Monday, October 18, 2010

Pretty cool how this blog works

I've only been up for 9 days, have 8 followers and 136 hits so far, about 14 per day. Instead of posting my new finds to one of six different websites, I am going to attempt to post them all here as a clearing house of sorts.

Concerning Captain Jack McQuesten, Father of the Yukon, I received an email from a gentleman in Germany who collects all things postal, asking if there were any postal marks on letters from Jack's Mitchell, Alaska, post office, in our family collection. What I found out later is that one such item took the highest bid at some major postal auction back in 2005, because you see, no one knows exactly where Mitchell, Alaska, was!

Jack lived at Forty Mile, just across the Canadian border and would not be eligible to be a U.S. postmaster. However, a lot of mining around Forty Mile was done on the U.S. side and Jack, a U.S. citizen, but Canadian resident, was no stickler for the letter of the law. There are two theories -

A) The Mitchell P.O. was located in his store at Forty Mile, and the postal officials blinked their eyes at it.

B) Or it was located a short distance across the border at a stake claimed by a prospector whose last name was Mitchell, and Jack simply walked the mail over the border. There were few if any U.S. authorities on the Alaskan side, but the Mounties were stationed in Forty Mile towards the end of Jack's days there. Jack filed a report on its location, which appears to be purposely vague.

Once the Mounties started asking too many questions about the amount of gold being recovered (for tax purposes) and about whiskey being made (also for tax purposes) Jack picked up and moved across the border where he established Circle City. Jack was one of only two people referred to as part of the "whiskey gang" by the Mounties and Yukon Jack Whiskey is named for him. The other whiskey gang member started a legal distillery in Dawson once the Mounties came on the scene. He is probably the guy who named Yukon Jack for his partner, Yukon Jack McQuesten.

Another interesting story about Circle City is that legend has it the settlers thought it was within the Arctic Circle and so named it Circle City.

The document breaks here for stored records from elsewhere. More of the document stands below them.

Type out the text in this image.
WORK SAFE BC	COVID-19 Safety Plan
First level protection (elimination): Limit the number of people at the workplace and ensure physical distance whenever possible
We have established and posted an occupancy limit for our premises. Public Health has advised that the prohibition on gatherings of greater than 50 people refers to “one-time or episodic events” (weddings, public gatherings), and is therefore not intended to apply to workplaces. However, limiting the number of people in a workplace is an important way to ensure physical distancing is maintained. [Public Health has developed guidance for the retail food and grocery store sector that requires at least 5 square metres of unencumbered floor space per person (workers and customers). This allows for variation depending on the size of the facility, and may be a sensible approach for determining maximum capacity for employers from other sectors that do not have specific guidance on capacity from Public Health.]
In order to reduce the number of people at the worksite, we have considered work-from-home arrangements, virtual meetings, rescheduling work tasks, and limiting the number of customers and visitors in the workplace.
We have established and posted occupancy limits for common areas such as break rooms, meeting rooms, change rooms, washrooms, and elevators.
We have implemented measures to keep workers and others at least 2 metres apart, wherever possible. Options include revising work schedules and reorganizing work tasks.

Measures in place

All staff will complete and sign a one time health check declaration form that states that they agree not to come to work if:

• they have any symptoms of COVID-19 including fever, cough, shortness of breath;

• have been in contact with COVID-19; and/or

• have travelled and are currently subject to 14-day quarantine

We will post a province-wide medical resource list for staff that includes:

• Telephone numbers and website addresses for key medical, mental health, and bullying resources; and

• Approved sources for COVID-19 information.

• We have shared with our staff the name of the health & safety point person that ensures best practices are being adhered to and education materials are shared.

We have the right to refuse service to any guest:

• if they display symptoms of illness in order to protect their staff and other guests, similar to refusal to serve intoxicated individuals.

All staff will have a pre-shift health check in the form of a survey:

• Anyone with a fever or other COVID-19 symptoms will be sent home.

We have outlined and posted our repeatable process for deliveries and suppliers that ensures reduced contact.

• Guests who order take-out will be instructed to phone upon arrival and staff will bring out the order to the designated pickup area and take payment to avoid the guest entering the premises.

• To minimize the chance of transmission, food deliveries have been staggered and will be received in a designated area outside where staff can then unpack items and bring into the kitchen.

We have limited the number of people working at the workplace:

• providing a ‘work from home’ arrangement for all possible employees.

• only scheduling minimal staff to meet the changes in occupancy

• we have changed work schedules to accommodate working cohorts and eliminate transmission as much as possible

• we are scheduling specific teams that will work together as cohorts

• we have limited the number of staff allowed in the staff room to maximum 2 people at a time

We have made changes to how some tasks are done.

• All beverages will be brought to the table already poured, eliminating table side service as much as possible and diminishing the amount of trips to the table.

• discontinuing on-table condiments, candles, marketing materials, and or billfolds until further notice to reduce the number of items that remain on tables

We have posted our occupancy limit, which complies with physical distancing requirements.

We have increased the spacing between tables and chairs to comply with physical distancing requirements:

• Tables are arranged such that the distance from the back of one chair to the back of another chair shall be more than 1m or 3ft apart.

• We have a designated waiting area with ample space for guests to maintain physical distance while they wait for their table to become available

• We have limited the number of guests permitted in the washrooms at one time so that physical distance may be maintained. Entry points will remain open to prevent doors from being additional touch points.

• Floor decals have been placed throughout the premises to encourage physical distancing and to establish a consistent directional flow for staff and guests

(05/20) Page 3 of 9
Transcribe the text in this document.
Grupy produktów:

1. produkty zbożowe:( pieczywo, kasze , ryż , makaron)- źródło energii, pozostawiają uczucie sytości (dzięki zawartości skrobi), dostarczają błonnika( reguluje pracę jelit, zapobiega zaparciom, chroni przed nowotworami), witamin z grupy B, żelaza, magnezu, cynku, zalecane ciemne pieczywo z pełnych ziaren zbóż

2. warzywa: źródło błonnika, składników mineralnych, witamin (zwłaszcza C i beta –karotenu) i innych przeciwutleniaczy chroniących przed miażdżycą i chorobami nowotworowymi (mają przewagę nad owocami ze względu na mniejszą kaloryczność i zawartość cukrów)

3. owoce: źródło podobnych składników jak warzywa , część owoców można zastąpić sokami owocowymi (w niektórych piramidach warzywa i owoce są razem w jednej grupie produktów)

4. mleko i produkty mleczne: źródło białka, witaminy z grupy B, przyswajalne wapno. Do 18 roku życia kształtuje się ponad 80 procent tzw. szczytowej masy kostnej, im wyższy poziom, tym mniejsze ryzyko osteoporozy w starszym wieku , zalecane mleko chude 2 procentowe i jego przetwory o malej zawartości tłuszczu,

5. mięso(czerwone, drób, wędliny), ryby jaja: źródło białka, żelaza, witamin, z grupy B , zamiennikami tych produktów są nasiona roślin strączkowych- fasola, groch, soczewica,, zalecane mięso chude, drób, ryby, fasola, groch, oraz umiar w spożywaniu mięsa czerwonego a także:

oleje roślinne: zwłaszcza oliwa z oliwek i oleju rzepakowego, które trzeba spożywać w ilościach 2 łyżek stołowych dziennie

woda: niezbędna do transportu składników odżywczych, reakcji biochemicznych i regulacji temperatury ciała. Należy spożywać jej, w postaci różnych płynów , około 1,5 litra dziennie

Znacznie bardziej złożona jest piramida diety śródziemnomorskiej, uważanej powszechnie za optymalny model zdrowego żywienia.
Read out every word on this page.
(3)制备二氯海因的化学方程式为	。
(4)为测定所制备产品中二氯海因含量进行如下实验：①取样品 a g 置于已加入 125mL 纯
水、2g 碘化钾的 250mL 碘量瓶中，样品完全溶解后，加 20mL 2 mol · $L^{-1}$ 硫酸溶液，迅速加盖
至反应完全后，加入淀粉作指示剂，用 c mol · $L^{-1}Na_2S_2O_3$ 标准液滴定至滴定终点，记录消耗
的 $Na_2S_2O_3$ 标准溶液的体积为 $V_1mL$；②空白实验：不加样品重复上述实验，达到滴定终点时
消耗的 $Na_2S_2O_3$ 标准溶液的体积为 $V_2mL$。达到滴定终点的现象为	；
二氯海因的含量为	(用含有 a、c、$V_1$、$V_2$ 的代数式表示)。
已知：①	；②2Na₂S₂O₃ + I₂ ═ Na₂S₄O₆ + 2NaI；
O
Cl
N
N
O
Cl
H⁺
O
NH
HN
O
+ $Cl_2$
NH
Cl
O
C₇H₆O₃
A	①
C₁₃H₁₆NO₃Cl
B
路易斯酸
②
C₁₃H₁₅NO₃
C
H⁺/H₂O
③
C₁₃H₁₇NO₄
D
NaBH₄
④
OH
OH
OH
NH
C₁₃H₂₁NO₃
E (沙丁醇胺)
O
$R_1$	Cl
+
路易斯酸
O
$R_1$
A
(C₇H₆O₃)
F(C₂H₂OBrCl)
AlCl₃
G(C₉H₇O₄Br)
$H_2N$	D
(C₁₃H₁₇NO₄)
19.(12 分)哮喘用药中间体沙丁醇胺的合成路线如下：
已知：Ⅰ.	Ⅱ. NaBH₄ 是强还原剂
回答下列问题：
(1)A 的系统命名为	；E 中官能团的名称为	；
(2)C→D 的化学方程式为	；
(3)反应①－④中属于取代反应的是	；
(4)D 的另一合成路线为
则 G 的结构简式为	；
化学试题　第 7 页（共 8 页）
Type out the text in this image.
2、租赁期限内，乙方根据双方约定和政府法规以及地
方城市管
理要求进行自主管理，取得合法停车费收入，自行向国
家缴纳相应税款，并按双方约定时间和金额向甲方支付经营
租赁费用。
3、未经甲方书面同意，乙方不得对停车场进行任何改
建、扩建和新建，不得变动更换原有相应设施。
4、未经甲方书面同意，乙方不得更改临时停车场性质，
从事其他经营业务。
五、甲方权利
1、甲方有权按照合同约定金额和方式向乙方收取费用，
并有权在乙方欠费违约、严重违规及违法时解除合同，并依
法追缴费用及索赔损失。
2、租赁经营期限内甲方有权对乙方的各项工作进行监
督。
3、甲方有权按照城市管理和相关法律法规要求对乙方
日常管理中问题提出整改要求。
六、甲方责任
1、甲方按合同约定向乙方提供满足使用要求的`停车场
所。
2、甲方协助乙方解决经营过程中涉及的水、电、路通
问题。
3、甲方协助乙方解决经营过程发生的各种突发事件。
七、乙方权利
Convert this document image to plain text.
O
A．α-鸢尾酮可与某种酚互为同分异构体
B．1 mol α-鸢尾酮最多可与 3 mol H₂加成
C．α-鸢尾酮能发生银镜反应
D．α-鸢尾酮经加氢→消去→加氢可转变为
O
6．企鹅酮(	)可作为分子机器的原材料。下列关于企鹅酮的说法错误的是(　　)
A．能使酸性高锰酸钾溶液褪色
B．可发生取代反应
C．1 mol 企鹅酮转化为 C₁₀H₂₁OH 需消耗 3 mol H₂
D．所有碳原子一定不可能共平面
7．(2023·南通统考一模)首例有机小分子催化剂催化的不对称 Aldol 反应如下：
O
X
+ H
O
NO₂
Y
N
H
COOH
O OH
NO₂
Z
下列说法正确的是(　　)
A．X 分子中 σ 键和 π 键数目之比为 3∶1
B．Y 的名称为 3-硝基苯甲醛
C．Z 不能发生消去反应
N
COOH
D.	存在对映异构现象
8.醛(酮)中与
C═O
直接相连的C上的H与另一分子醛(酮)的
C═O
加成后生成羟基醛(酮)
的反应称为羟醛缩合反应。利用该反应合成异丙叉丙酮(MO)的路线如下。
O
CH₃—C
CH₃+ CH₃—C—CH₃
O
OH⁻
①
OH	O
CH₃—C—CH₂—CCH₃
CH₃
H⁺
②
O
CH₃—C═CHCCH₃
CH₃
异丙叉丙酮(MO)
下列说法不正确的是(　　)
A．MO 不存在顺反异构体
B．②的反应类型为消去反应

This has been proven false. Number one, there were many surveyors in the land, including two government teams, one from the U.S. and one from Canada trying to determine the exact U.S./Canadian border. Secondly, Jack McQuesten was named by the U.S. Labor Department as the authority on that border and he provided lodging and supplies to both government surveying teams. To assume that all of these people, and especially Jack, who had been in the area for about 20 years at the time, would not know where the Arctic Circle started, would be crazy.

The other bit of info is that one miner who was at the meeting when the city was named says specifically that they were first going to name it Dawson after a Yukon explorer, but someone said, since the town looked liked a half circle because of the geographic lay of the land, why didn't they call it Circle, and so that was the name that was chosen on the spot. Some called it Circle, others called it Circle City. The real Dawson was settled a few years later upstream near the Klondike.